The Chamber of Marvels
I
t was something of an effort to get my breakfast down when Al brought it to me in the morning - bookworms roasted over an open fire - but I was so overpoweringly hungry by that time, I could have devoured a raw Spinxxxx. Besides, the crisp larvae didn’t taste too bad at all.
‘Today I’m going to show you some more of our territory,’ Al announced as we emerged from my little cave. ‘It’s not confined to the Leather Grotto, my friend.’
The passages were already filled with Booklings going about their business once more. Books were being transported and candles replaced, voices raised in declamation, conversation or song. There seemed to be a collective aversion to silence - a pleasant change, I found, after the deathly hush prevailing elsewhere in the catacombs. I saw three vituperating Booklings bearing off a phosphorescent jellyfish that had invaded their domain. None of my hosts took any particular notice of me. I seemed to have become one of their number overnight.

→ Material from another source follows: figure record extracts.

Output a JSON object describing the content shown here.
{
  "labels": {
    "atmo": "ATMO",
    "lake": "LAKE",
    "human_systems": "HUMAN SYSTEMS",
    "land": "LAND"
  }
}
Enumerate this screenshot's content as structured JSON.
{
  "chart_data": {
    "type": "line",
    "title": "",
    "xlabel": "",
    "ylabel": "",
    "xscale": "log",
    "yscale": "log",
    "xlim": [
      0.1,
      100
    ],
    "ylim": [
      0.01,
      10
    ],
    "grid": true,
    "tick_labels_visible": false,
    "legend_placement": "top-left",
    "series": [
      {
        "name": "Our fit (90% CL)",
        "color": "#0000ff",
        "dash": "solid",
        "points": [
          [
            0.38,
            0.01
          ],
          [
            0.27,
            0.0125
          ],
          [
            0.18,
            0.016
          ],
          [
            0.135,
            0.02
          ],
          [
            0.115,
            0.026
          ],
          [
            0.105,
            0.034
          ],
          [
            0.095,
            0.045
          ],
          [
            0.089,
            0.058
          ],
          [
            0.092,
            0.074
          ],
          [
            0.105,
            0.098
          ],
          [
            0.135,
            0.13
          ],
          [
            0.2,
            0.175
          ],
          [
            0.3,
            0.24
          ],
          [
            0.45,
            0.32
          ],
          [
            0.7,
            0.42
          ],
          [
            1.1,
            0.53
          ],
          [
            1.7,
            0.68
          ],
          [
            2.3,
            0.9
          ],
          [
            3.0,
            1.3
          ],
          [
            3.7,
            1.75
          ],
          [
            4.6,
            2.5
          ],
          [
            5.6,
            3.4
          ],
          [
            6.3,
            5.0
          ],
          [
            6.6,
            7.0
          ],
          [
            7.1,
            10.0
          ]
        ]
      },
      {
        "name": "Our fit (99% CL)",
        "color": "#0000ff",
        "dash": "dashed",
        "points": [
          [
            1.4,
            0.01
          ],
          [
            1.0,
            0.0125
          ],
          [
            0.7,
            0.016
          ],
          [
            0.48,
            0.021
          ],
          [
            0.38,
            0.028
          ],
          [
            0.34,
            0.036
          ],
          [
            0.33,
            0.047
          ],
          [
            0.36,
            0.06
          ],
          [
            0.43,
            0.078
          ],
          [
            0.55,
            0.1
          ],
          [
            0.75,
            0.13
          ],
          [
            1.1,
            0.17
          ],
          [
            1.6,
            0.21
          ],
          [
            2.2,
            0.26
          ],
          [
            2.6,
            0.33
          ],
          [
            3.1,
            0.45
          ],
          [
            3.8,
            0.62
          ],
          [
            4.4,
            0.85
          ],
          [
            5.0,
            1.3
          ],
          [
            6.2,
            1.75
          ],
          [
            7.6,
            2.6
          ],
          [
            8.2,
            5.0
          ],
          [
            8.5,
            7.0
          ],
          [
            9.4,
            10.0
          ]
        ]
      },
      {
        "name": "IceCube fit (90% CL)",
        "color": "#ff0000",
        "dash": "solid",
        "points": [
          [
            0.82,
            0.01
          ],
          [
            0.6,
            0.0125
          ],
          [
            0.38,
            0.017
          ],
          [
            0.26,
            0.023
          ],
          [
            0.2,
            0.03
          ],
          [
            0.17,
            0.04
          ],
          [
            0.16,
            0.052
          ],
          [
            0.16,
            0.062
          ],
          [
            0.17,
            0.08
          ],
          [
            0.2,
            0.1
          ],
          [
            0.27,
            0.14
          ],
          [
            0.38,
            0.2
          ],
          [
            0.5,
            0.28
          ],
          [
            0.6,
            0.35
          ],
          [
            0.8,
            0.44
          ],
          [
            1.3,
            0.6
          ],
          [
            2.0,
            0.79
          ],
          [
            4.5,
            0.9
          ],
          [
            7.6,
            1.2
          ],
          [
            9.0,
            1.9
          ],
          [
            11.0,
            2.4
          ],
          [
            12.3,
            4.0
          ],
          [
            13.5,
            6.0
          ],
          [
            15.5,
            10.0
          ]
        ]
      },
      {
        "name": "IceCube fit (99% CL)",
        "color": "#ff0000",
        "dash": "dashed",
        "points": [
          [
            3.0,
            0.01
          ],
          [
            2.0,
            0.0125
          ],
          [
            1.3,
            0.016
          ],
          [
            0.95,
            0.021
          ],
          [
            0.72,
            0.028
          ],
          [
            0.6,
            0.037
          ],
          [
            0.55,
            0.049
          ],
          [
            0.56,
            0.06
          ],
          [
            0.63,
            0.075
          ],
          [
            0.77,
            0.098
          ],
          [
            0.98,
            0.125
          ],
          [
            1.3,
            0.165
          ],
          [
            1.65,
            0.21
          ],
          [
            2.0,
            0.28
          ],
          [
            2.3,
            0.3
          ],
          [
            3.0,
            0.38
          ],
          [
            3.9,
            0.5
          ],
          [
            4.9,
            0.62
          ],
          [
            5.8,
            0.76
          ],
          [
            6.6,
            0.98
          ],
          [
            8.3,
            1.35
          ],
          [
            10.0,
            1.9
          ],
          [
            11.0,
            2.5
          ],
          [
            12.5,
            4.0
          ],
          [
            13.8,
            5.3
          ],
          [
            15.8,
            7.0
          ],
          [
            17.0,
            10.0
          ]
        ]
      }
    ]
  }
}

‘We’ll go on with the Orming later,’ Al told me. ‘First I’ll show you our Chamber of Marvels - our archives, in other words. We don’t collect books alone, we also hoard anything with literary associations that finds its way down here. Literature is more than just paper, you know - it affects every aspect of existence.’
‘You don’t say.’
‘It pervades life far more thoroughly than people tend to realise. In the case of us Booklings, that’s doubly true.’
‘In what respect?’
‘In every respect. It’s like this: sooner or later, every Bookling takes on the character of the author whose work he’s memorising. That’s inevitable - it’s our destiny. By nature we’re blank pages crying out to be written on. Not having any personalities of our own, we gradually assume the characteristics of our authors until we become complex individuals. Our Bookling community includes firebrands and cowards, show-offs and manic depressives, sluggards and hotheads, comedians and cry-babies. I, for example, am an exceptionally complex individual - not surprisingly, since Aleisha Wimpersleake’s writings range from the thoroughly romantic to the utterly tragic.’ Al broke off. ‘Hey, look who’s coming. That’s Slootty.’
The single eye of the Bookling in question blazed with the cold flame of despair and his lower lip trembled as if he were about to burst into tears at any moment. He strode past us and disappeared into the darkness without a word, even though Al had bidden him a friendly good morning.